Minneapolis is building infrastructure and community networks of people doing what they can to help one another. They are delivering food, making donations, supporting rent, and coming together to support local businesses—especially our immigrant-owned businesses. We are finding new and creative ways to share information, raise money, and warn and protect our neighbors. None of this is thanks to a leader. This is a leaderless, organic, intuitive movement driven by mutual care and support.

In a hierarchical society, people often expect leadership to do the protecting (forgetting all the times in the past that they have failed to do just that). In a communal or egalitarian society, the people protect and care for themselves and each other. Not through force or vigilantism, but through connection, and the kind of power that is generated in solidarity.

Yes, what we are seeing in Minneapolis is power. The kind of power that sees us all as one. We are exercising “power with,”, not “power over.” Power together. Power in unity.

But how do we spread this kind of power? Maybe the baboons can show us.

Don’t worry—I’m not advocating for dumpsters of tainted food. That’s not the lesson. The lesson is this: without the alpha males, the baboons did not choose to return to hierarchy. Nor did they simply replace the males with females and call it good (which is what some people mistakenly think matriarchy calls for). Instead, they instinctively created something better.

They organized themselves into a cooperative, circular structure. They began to demonstrate care for each other. Respect. Boundaries. As a long-term consequence of this new social structure, all the baboons in the troop benefited from lower stress levels and longer, happier lives.
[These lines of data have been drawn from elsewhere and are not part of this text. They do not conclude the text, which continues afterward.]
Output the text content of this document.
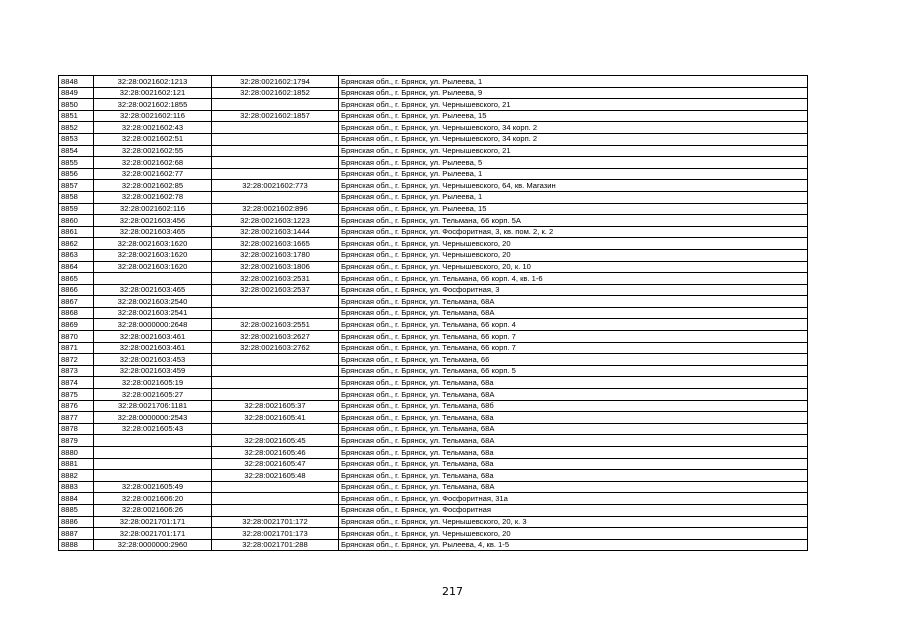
8848	32:28:0021602:1213	32:28:0021602:1794	Брянская обл., г. Брянск, ул. Рылеева, 1
8849	32:28:0021602:121	32:28:0021602:1852	Брянская обл., г. Брянск, ул. Рылеева, 9
8850	32:28:0021602:1855		Брянская обл., г. Брянск, ул. Чернышевского, 21
8851	32:28:0021602:116	32:28:0021602:1857	Брянская обл., г. Брянск, ул. Рылеева, 15
8852	32:28:0021602:43		Брянская обл., г. Брянск, ул. Чернышевского, 34 корп. 2
8853	32:28:0021602:51		Брянская обл., г. Брянск, ул. Чернышевского, 34 корп. 2
8854	32:28:0021602:55		Брянская обл., г. Брянск, ул. Чернышевского, 21
8855	32:28:0021602:68		Брянская обл., г. Брянск, ул. Рылеева, 5
8856	32:28:0021602:77		Брянская обл., г. Брянск, ул. Рылеева, 1
8857	32:28:0021602:85	32:28:0021602:773	Брянская обл., г. Брянск, ул. Чернышевского, 64, кв. Магазин
8858	32:28:0021602:78		Брянская обл., г. Брянск, ул. Рылеева, 1
8859	32:28:0021602:116	32:28:0021602:896	Брянская обл., г. Брянск, ул. Рылеева, 15
8860	32:28:0021603:456	32:28:0021603:1223	Брянская обл., г. Брянск, ул. Тельмана, 66 корп. 5А
8861	32:28:0021603:465	32:28:0021603:1444	Брянская обл., г. Брянск, ул. Фосфоритная, 3, кв. пом. 2, к. 2
8862	32:28:0021603:1620	32:28:0021603:1665	Брянская обл., г. Брянск, ул. Чернышевского, 20
8863	32:28:0021603:1620	32:28:0021603:1780	Брянская обл., г. Брянск, ул. Чернышевского, 20
8864	32:28:0021603:1620	32:28:0021603:1806	Брянская обл., г. Брянск, ул. Чернышевского, 20, к. 10
8865		32:28:0021603:2531	Брянская обл., г. Брянск, ул. Тельмана, 66 корп. 4, кв. 1-6
8866	32:28:0021603:465	32:28:0021603:2537	Брянская обл., г. Брянск, ул. Фосфоритная, 3
8867	32:28:0021603:2540		Брянская обл., г. Брянск, ул. Тельмана, 68А
8868	32:28:0021603:2541		Брянская обл., г. Брянск, ул. Тельмана, 68А
8869	32:28:0000000:2648	32:28:0021603:2551	Брянская обл., г. Брянск, ул. Тельмана, 66 корп. 4
8870	32:28:0021603:461	32:28:0021603:2627	Брянская обл., г. Брянск, ул. Тельмана, 66 корп. 7
8871	32:28:0021603:461	32:28:0021603:2762	Брянская обл., г. Брянск, ул. Тельмана, 66 корп. 7
8872	32:28:0021603:453		Брянская обл., г. Брянск, ул. Тельмана, 66
8873	32:28:0021603:459		Брянская обл., г. Брянск, ул. Тельмана, 66 корп. 5
8874	32:28:0021605:19		Брянская обл., г. Брянск, ул. Тельмана, 68а
8875	32:28:0021605:27		Брянская обл., г. Брянск, ул. Тельмана, 68А
8876	32:28:0021706:1181	32:28:0021605:37	Брянская обл., г. Брянск, ул. Тельмана, 68б
8877	32:28:0000000:2543	32:28:0021605:41	Брянская обл., г. Брянск, ул. Тельмана, 68а
8878	32:28:0021605:43		Брянская обл., г. Брянск, ул. Тельмана, 68А
8879		32:28:0021605:45	Брянская обл., г. Брянск, ул. Тельмана, 68А
8880		32:28:0021605:46	Брянская обл., г. Брянск, ул. Тельмана, 68а
8881		32:28:0021605:47	Брянская обл., г. Брянск, ул. Тельмана, 68а
8882		32:28:0021605:48	Брянская обл., г. Брянск, ул. Тельмана, 68а
8883	32:28:0021605:49		Брянская обл., г. Брянск, ул. Тельмана, 68А
8884	32:28:0021606:20		Брянская обл., г. Брянск, ул. Фосфоритная, 31а
8885	32:28:0021606:26		Брянская обл., г. Брянск, ул. Фосфоритная
8886	32:28:0021701:171	32:28:0021701:172	Брянская обл., г. Брянск, ул. Чернышевского, 20, к. 3
8887	32:28:0021701:171	32:28:0021701:173	Брянская обл., г. Брянск, ул. Чернышевского, 20
8888	32:28:0000000:2960	32:28:0021701:288	Брянская обл., г. Брянск, ул. Рылеева, 4, кв. 1-5
217
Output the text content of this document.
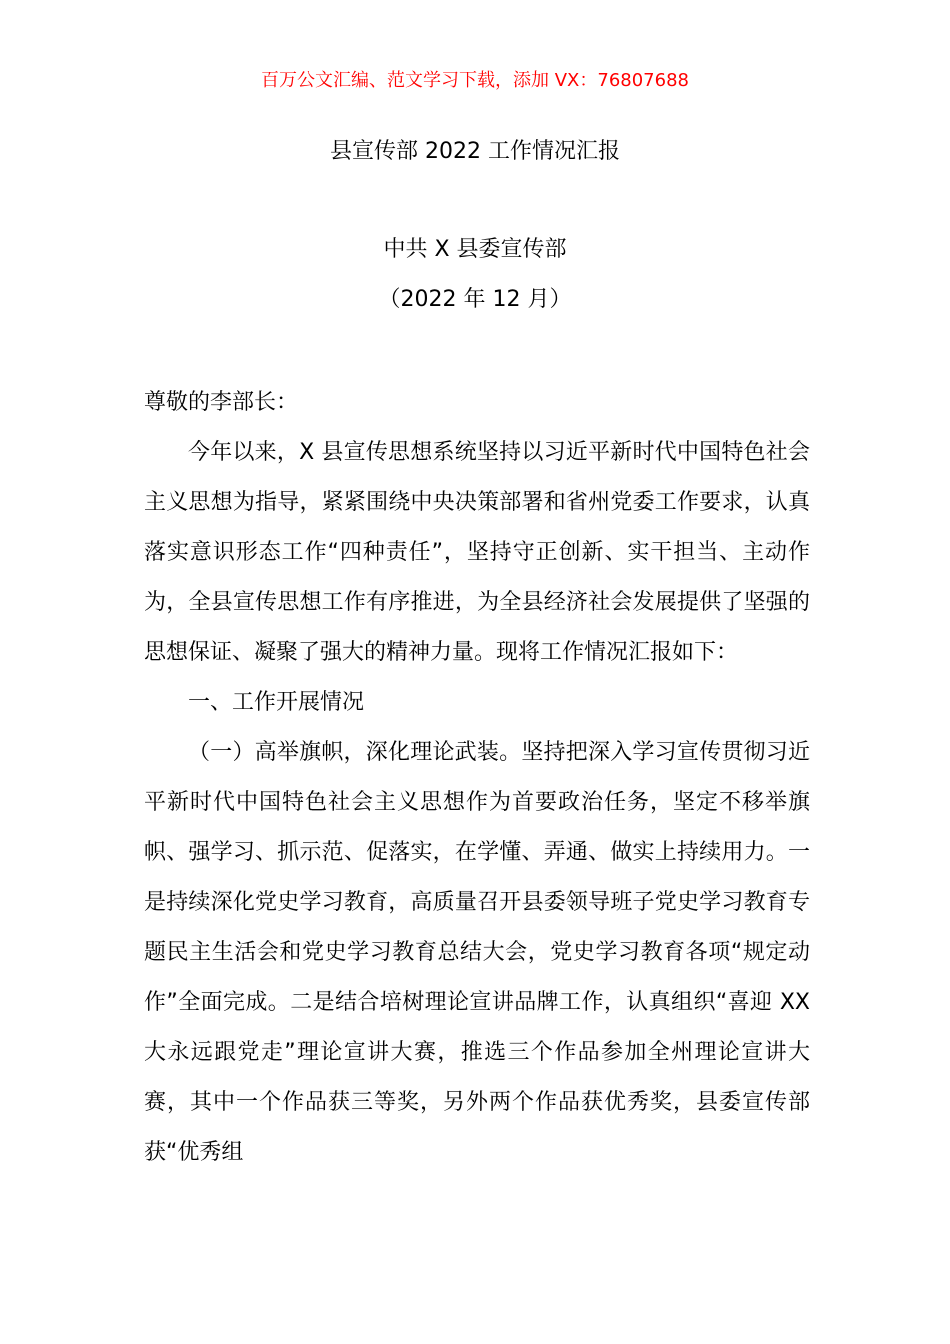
百万公文汇编、范文学习下载，添加 VX：76807688
县宣传部 2022 工作情况汇报
中共 X 县委宣传部
（2022 年 12 月）

尊敬的李部长：

今年以来，X 县宣传思想系统坚持以习近平新时代中国特色社会主义思想为指导，紧紧围绕中央决策部署和省州党委工作要求，认真落实意识形态工作“四种责任”，坚持守正创新、实干担当、主动作为，全县宣传思想工作有序推进，为全县经济社会发展提供了坚强的思想保证、凝聚了强大的精神力量。现将工作情况汇报如下：

一、工作开展情况

（一）高举旗帜，深化理论武装。坚持把深入学习宣传贯彻习近平新时代中国特色社会主义思想作为首要政治任务，坚定不移举旗帜、强学习、抓示范、促落实，在学懂、弄通、做实上持续用力。一是持续深化党史学习教育，高质量召开县委领导班子党史学习教育专题民主生活会和党史学习教育总结大会，党史学习教育各项“规定动作”全面完成。二是结合培树理论宣讲品牌工作，认真组织“喜迎 XX 大永远跟党走”理论宣讲大赛，推选三个作品参加全州理论宣讲大赛，其中一个作品获三等奖，另外两个作品获优秀奖，县委宣传部获“优秀组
What we need is a Minneapolis-type community-building revolution on a national, even global, scale.

One that can ultimately create a better, fairer, more equal society.

A society where bullies are rejected, rather than rewarded with power.

Where chest-thumping is ignored, not emulated.

Where those who hoard wealth at the expense of the poor are punished, not celebrated.

Where those demonstrating the desire to dominate (or decimate) other countries without alignment to international law, morality, or humanity are stripped of authority.

And where those wannabe strongmen who seek to rule by fear and intimidation are immediately evicted from power.

Minneapolis is setting the standard. Not only for how to resist ICE, but for how to reject the hierarchical system that would have created such a force in the first place.

And—it is showing us what can happen when we stop hoping and wishing for better leaders and start to rely on ourselves.

In other words, Minneapolis is practice ground for building a new, humane future.